(Jeffrey Becker/USA TODAY Sports)
The 2017–18 season will mark the eighth season for Fran McCaffery as head coach of the Iowa Hawkeyes. In his first seven seasons, he has recorded just two wins in the Big Ten Tournament and two wins in the NCAA Tournament.
Despite this, there is plenty of excitement going around the Hawkeye basketball program as the season approaches – and McCaffery is welcoming it with open arms.
“It’s not something that ever concerns me,” McCaffery said at Monday’s Iowa men’s basketball media day press conference concerning the outside expectations. “I think you want expectation. You want your fans to be excited about your team.”
It is easy to see why Hawkeye fans and outsiders are excited about the future of the program. Iowa loses just one contributor from last year’s 19–15 team that reached the second round of the NIT. A team that relied heavily on contributions from freshmen now has more experience and more depth. McCaffery says he has never tried playing 13 different players in a rotation before, so rotations this upcoming season could be a challenge.
“I think we have to give everybody a chance to kind of establish themselves,” McCaffery said. “We have size, we have depth in the backcourt, we have length, and we have guys that can score coming off the bench.”
Last season, the growth and development of youth Hawkeye forwards Tyler Cook and Cordell Pemsl was key to the outcome of the Hawkeyes’ season. Both players made major strides of improvement over the offseason.
“He’s really matured,” McCaffery said of Cook, a 6’9” forward who 12.3 points and 5.3 rebounds a game en route to a spot on the Big Ten All-Freshman Team.
Cook seems to hold that opinion of himself, too.
“Offensively, I feel like I’m unstoppable,” he said. “My pace for the game is so much better … on-ball, off-ball, moving without the ball, my IQ of the game is so much better than it was a year ago.”

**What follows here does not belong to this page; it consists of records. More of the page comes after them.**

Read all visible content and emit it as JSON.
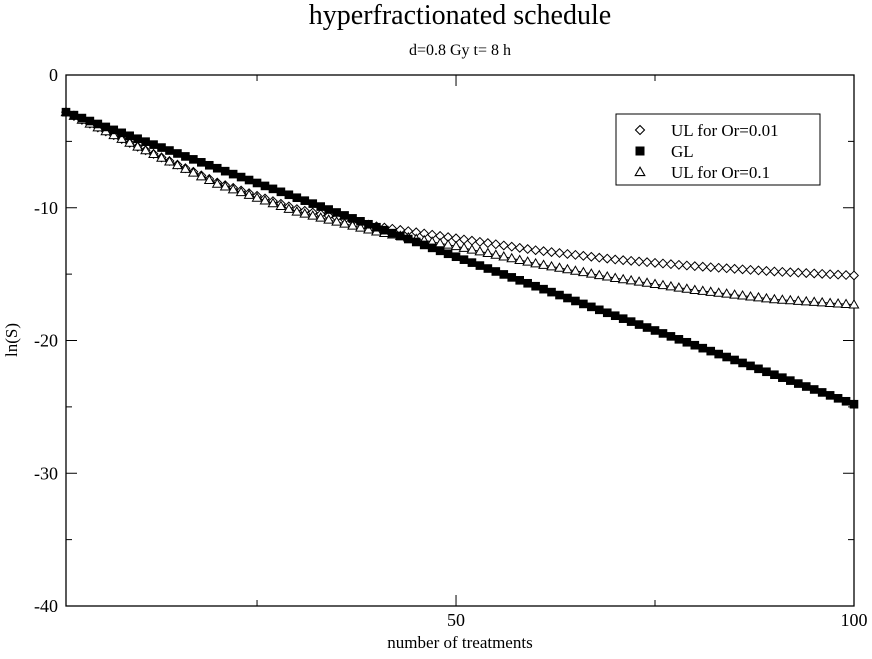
{
  "chart_data": {
    "type": "scatter",
    "title": "hyperfractionated schedule",
    "subtitle": "d=0.8 Gy t= 8 h",
    "xlabel": "number of treatments",
    "ylabel": "ln(S)",
    "xlim": [
      1,
      100
    ],
    "ylim": [
      -40,
      0
    ],
    "x_ticks": [
      50,
      100
    ],
    "y_ticks": [
      0,
      -10,
      -20,
      -30,
      -40
    ],
    "x_minor_ticks": [
      25,
      75
    ],
    "y_minor_ticks": [
      -5,
      -15,
      -25,
      -35
    ],
    "legend_position": "top-right",
    "n_points": 100,
    "series": [
      {
        "name": "UL for Or=0.01",
        "marker": "diamond-open",
        "line": true,
        "anchors": [
          [
            1,
            -2.8
          ],
          [
            10,
            -5.4
          ],
          [
            20,
            -8.1
          ],
          [
            30,
            -10.1
          ],
          [
            40,
            -11.4
          ],
          [
            50,
            -12.3
          ],
          [
            60,
            -13.2
          ],
          [
            70,
            -13.9
          ],
          [
            80,
            -14.4
          ],
          [
            90,
            -14.8
          ],
          [
            100,
            -15.1
          ]
        ]
      },
      {
        "name": "GL",
        "marker": "square-filled",
        "line": false,
        "anchors": [
          [
            1,
            -2.8
          ],
          [
            100,
            -24.8
          ]
        ]
      },
      {
        "name": "UL for Or=0.1",
        "marker": "triangle-open",
        "line": true,
        "anchors": [
          [
            1,
            -2.8
          ],
          [
            10,
            -5.4
          ],
          [
            20,
            -8.2
          ],
          [
            30,
            -10.3
          ],
          [
            40,
            -11.8
          ],
          [
            50,
            -12.9
          ],
          [
            60,
            -14.2
          ],
          [
            70,
            -15.3
          ],
          [
            80,
            -16.2
          ],
          [
            90,
            -16.9
          ],
          [
            100,
            -17.3
          ]
        ]
      }
    ]
  }
}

The Hawkeyes would benefit greatly from a step forward from Cook, who already established himself as the Hawkeyes’ best big man last season. Fortunately, he will have more help this season. Cordell Pemsl, also a sophomore, made strides to improve his physique this offseason, a move he believes will help him become more agile and more active down low.
Pemsl says he strove to drink a gallon of water per day this offseason, as well as cutting out sodas and junk foods for more healthier options. McCaffery said he weighed in at 235 pounds, as opposed to the 256 he weighed a year.
“My strength hasn’t gone down at all. I feel great,” Pemsl said. “I’m able to spread the floor a little bit, open up shots for other people as well.”
The ability to have more movement down low would be a coup for the Hawkeyes. Iowa also adds two highly touted freshmen big men – Luka Garza and Jack Nunge – who can both work the ball inside and score from outside. Both listen at 6’11”, they rank among the tallest players on the Iowa roster.
“Luka has a 7’1” wingspan … and Jack has a 7’1” or a 7’2” – that takes up a lot of space [in the paint], that’s going to be a lot harder for people to score on,” said sophomore forward Ryan Kriener.
“[Expectations for Garza and Nunge are] very high,” McCaffery said. “They’re incredibly versatile. They come ready.”
In the backcourt, it will mostly be returning faces for the Hawkeyes. Jordan Bohannon entered his freshman season as a bit of an unknown, but after a stellar first year where he sank 89 3-pointers and earned a spot alongside Cook on the Big Ten All-Freshman Team, teams will be having to game plan for him much differently defensively.
“They’re going to chase him around,” McCaffery said of Bohannon. “But they did that some as the season progressed … he’s got that relentlessness about him. He’s smart, he’s quick, he’s tough.”
McCaffery even went as far to say that Bohannon, as a high school recruit, reminded him of former NBA Most Valuable Player Stephen Curry.
“He can pull the jumper right in your face. He’s fearless. He’s got unbelievable range.”
Still listed as 6’0”, 180 pounds, Bohannon lacks some of the size of other, more physical Big Ten point guards. His shooting ability gives him the edge over some of his matchup disadvantages.
The Hawkeyes will also have a new, unfamiliar challenge to face this upcoming season, as Big Ten conference play starts in early December for the first time, as the league compensates for its conference tournament being held in New York City in early March.
“The overseas trip [to three European countries in August] helped a lot,” said sophomore guard Isaiah Moss. “Chemistry-wise, finding out who plays together well … getting together and stronger as a team.”
“We do have a tough stretch there,” said junior Nicholas Baer. “It’s something we haven’t had a chance to try out yet, but anytime you have a chance to play against Big Ten competition you’ll be excited and you’ll be ready for it.”
Baer, the reigning Big Ten Sixth Man of the Year, described perfectly the attitudes of many Hawkeye fans of the upcoming season – excited and ready for it. Iowa’s returning experience and incoming talent could lead to one of the best years in McCaffery’s tenure.
“I have an expectation for the team,” McCaffery said. “I think they have an expectation for themselves, and I’m excited about it.”